Does anyone know if it is possible to perform a 2-step fuzzy group in Power Query/Power BI?

We have a dataset (60K+ rows) that looks similar to the below:

We want to be able to group the customers together based on a combination of name, address, and zip. However there is a lot of variability in the fields so the process would take an extremely long time and the accuracy of the groups would suffer.

Is it possible to first perform a Primary group operation on a field where we can apply a very high similarity threshold as we are confident the data is relatively clean (i.e. Zip Code)?

Once grouped by Zip Codes, we then perform a secondary grouping operation on name/address within each primary group. The secondary groups would have a significantly smaller subset of addresses to group accounts by which will hopefully increase accuracy.

Something like the below?

Any help or insight would be greatly appreciated! Thank you all in advance!

Melissa · September 18, 2021, 10:45am

Hi @jhu23,

Welcome to the Forum.

In future would you be so kind to include the sample file as well? Thanks in advance.
Copy this M script into a new blank query.

let
    Source = Table.FromRows(Json.Document(Binary.Decompress(Binary.FromText("i45WMlTSUfLKzwOShkbGCr6JmXkKwSVFqaklQBGf/GIFx7z01JzUYiDP2RFIWBoYGRooxepEKxmBNWag6dQDaXPEVG0M5Dll5uQAKRNTMwWnovzElPLESoglOO0wAfLCgboyE3OhGv3QtOJ2nymQF5KZlpaYV4nkRCDTs6gsMy8VrsHIzNAIrMEMqwaon7BqigUA", BinaryEncoding.Base64), Compression.Deflate)), let _t = ((type nullable text) meta [Serialized.Text = true]) in type table [ID = _t, Name = _t, Address = _t, City = _t, State = _t, Zip = _t]),
    ZipGroup = Table.Group(Source, {"Zip"}, {{"Group", each _, type table [ID=nullable text, Name=nullable text, Address=nullable text, City=nullable text, State=nullable text, Zip=nullable text]}}),
    NameAddressGroup = Table.TransformColumns(ZipGroup, {{"Group", each Table.FuzzyGroup( _, {"Name", "Address"}, {{"Name Address Group", each _, type table [ID=nullable text, Name=nullable text, Address=nullable text, City=nullable text, State=nullable text, Zip=nullable text]}}, [IgnoreCase = true, IgnoreSpace = true, Threshold=0.5] )}} )
in
    NameAddressGroup

With this result

Fuzzy matching is a bit of a black box, so you might have to adjust the threshold level in your production model, and I highly recommend reviewing the documentation as well.

I hope this is helpful

EnterpriseDNA · September 20, 2021, 12:43am

Welcome to the forum @jhu23 ,good to see that you are having progress with your inquiry.

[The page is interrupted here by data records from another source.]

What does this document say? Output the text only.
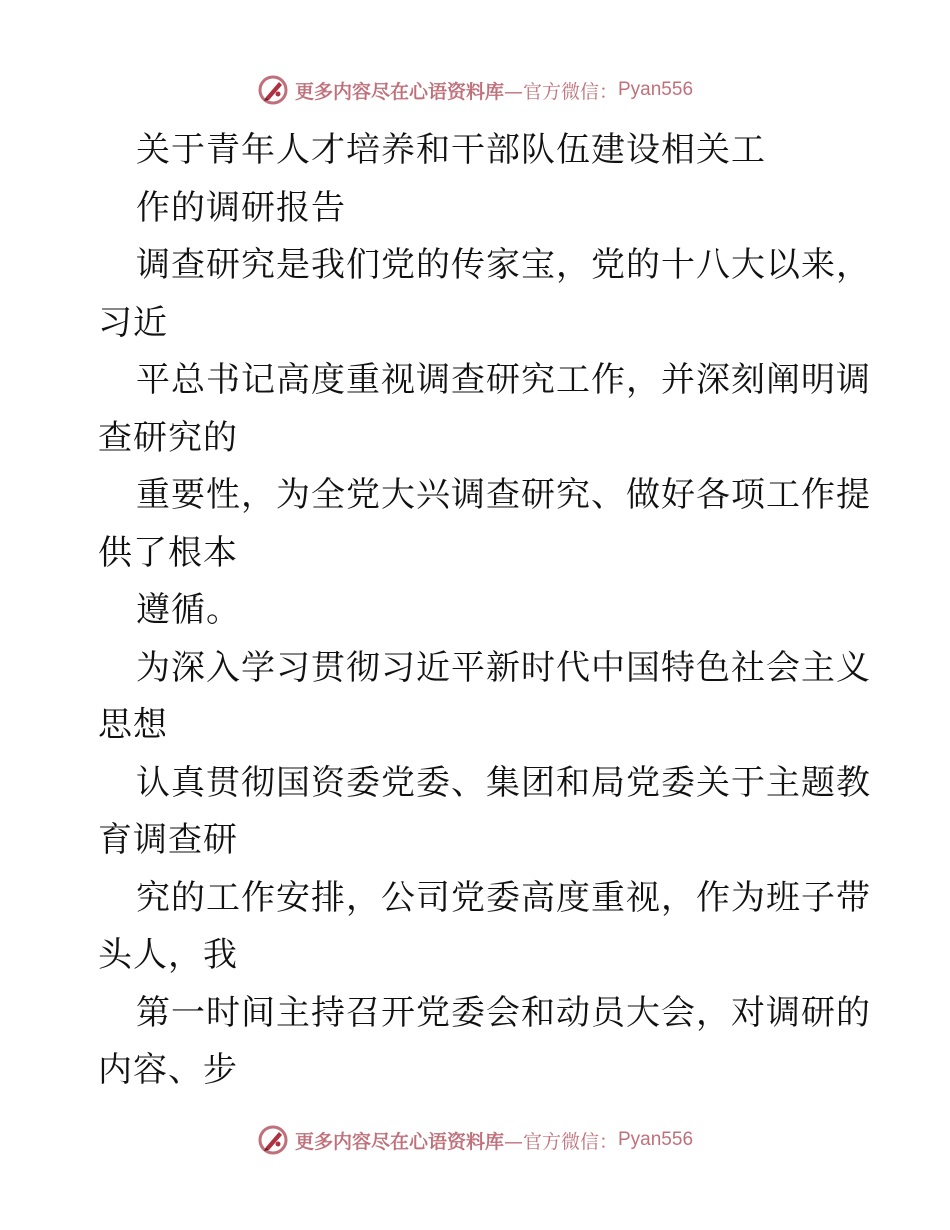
更多内容尽在心语资料库 —官方微信： Pyan556
关于青年人才培养和干部队伍建设相关工
作的调研报告
调查研究是我们党的传家宝，党的十八大以来，
习近
平总书记高度重视调查研究工作，并深刻阐明调
查研究的
重要性，为全党大兴调查研究、做好各项工作提
供了根本
遵循。
为深入学习贯彻习近平新时代中国特色社会主义
思想
认真贯彻国资委党委、集团和局党委关于主题教
育调查研
究的工作安排，公司党委高度重视，作为班子带
头人，我
第一时间主持召开党委会和动员大会，对调研的
内容、步
更多内容尽在心语资料库 —官方微信： Pyan556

Did the response provided by @Melissa help you solve your query?

If yes, kindly mark as solution the answer that solved your query.

If not, kindly send us the masked pbix file to help you further. Here are some videos that may help you masking sensitive data and create datasets and data models representative of your problem:

jhu23 · September 20, 2021, 4:46pm

That was perfect! Thank you so much for your help with this!